History of Science, Technology, & Medicine; Legal History; Bioethics; Professional Ethics
My dissertation, tentatively titled “Test Cases,” is a legal history of American nuclear weapons testing in the Marshall Islands. Following a series of episodes from the close of World War II through the early 2000s, I use nuclear weapons testing as a window into the ways in which law, technology, and science entangled in America’s extraterritorial imperialism. Although the U.S. exercised near complete control over the Marshall Islands, detonating sixty-seven above-ground nuclear devices there between 1946 and 1958, the islands were not a part of the U.S.’s sovereign territory. Following World War II, the Marshall Islands became part of a United Nations “security trusteeship,” administered by the United States.

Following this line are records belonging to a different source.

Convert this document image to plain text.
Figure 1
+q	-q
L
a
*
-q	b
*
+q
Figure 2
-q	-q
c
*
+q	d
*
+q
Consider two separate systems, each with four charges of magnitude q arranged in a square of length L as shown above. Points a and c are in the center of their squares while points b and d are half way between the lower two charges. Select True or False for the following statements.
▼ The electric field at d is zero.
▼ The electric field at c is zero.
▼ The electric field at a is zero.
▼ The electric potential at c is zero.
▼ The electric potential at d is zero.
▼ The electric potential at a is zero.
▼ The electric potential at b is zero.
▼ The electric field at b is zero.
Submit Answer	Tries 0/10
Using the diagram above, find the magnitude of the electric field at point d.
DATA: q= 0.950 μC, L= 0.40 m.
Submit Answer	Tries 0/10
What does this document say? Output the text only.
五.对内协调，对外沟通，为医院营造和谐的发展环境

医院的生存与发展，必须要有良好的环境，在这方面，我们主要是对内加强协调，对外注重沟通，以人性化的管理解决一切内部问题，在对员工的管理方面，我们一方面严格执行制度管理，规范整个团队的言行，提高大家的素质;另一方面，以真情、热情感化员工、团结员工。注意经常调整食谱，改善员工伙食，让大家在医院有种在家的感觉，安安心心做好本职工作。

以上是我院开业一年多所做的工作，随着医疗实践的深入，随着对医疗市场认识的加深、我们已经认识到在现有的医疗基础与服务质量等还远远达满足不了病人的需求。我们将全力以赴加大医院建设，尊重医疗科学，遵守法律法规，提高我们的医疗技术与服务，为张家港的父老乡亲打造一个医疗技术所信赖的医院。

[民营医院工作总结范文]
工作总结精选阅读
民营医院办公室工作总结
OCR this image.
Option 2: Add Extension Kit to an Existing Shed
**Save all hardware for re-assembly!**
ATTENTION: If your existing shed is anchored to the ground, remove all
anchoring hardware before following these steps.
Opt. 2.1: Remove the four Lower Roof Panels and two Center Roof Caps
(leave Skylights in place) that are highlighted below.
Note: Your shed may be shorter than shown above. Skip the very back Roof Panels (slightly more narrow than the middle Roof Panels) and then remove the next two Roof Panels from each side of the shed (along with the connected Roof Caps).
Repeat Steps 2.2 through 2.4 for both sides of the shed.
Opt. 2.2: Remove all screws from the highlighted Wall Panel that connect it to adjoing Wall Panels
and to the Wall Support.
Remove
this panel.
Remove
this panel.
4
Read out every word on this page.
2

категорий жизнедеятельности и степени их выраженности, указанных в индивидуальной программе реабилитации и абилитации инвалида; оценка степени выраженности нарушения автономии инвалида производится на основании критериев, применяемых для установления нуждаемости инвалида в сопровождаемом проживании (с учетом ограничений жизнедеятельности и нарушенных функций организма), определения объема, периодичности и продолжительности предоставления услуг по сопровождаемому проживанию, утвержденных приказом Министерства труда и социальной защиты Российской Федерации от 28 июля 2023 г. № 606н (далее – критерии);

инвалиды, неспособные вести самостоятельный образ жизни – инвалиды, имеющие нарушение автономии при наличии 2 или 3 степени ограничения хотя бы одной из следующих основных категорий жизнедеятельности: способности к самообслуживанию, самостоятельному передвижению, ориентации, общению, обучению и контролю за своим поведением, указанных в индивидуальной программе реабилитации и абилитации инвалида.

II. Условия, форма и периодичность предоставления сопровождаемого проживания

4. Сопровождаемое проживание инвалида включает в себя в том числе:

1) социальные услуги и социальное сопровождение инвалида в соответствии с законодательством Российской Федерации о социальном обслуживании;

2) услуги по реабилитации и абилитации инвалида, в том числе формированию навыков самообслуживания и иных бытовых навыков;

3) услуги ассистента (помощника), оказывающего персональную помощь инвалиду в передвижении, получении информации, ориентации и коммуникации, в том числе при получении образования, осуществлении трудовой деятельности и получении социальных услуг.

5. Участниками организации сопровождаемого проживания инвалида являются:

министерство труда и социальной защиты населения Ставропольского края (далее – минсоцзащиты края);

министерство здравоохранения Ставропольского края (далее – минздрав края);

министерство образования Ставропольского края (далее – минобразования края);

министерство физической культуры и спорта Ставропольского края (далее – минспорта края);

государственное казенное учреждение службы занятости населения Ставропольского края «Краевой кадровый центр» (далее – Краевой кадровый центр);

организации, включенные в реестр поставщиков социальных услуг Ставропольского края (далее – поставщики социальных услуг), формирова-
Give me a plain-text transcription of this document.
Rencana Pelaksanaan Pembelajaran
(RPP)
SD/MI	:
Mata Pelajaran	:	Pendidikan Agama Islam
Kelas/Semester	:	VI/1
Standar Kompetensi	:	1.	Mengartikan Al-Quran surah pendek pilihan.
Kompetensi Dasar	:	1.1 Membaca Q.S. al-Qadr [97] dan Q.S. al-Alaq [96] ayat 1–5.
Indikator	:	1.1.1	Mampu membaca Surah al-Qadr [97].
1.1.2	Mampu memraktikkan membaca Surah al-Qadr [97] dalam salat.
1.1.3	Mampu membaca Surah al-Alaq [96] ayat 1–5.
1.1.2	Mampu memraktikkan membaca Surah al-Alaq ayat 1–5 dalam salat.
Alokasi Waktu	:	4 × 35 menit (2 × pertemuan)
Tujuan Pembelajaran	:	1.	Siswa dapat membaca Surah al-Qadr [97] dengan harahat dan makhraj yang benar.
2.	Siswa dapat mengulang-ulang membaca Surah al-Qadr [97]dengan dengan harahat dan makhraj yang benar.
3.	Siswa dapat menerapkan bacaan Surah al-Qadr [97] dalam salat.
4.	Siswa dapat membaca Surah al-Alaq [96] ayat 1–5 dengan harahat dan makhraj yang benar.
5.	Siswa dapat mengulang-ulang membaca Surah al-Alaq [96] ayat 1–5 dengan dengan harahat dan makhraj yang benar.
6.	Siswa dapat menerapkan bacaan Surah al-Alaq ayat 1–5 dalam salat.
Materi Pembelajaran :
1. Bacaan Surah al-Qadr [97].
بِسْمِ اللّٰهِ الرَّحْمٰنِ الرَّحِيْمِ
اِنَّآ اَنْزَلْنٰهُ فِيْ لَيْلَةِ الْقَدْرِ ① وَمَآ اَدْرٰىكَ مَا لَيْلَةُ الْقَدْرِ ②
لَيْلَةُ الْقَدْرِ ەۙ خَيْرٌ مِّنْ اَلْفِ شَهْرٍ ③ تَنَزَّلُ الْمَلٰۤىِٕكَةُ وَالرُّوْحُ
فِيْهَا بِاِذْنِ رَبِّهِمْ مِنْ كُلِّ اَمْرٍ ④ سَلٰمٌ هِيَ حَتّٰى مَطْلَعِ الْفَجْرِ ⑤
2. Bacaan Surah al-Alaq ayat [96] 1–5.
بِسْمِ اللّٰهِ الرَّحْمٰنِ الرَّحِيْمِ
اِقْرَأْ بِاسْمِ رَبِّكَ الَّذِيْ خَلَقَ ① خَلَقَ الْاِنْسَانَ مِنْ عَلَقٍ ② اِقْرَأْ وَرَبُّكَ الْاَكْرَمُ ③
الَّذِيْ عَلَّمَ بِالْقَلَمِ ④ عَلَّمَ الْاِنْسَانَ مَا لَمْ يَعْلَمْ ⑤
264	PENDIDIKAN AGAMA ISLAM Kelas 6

This new legal formulation of sovereignty, coupled with the widespread, material distribution of byproducts from nuclear testing, had sweeping consequences. For Marshall Islanders exposed to radiation and those whom U.S. administrators removed from their home atolls, security trusteeship created high barriers to meaningful legal and political participation. But attempts to seek legal redress for the injuries of America’s nuclear imperialism also revealed how the newly expansive scope of executive power—expansive both in geographical reach and capacities for mass destruction—proceeded largely unchecked by the Constitution and the courts. Using legal contestation over nuclear weapons testing as a window into these issues, I explore how and why U.S. administrators, Marshall Islanders, and antinuclear activists called upon shifting configurations of law, technology, and science to attempt to define the relationship between America’s growing global power and its core democratic principles.
“Storyscapes and Emplacement, Layer by Layer,” Change Over Time 3 (2013): 162-173 (with David Barnes).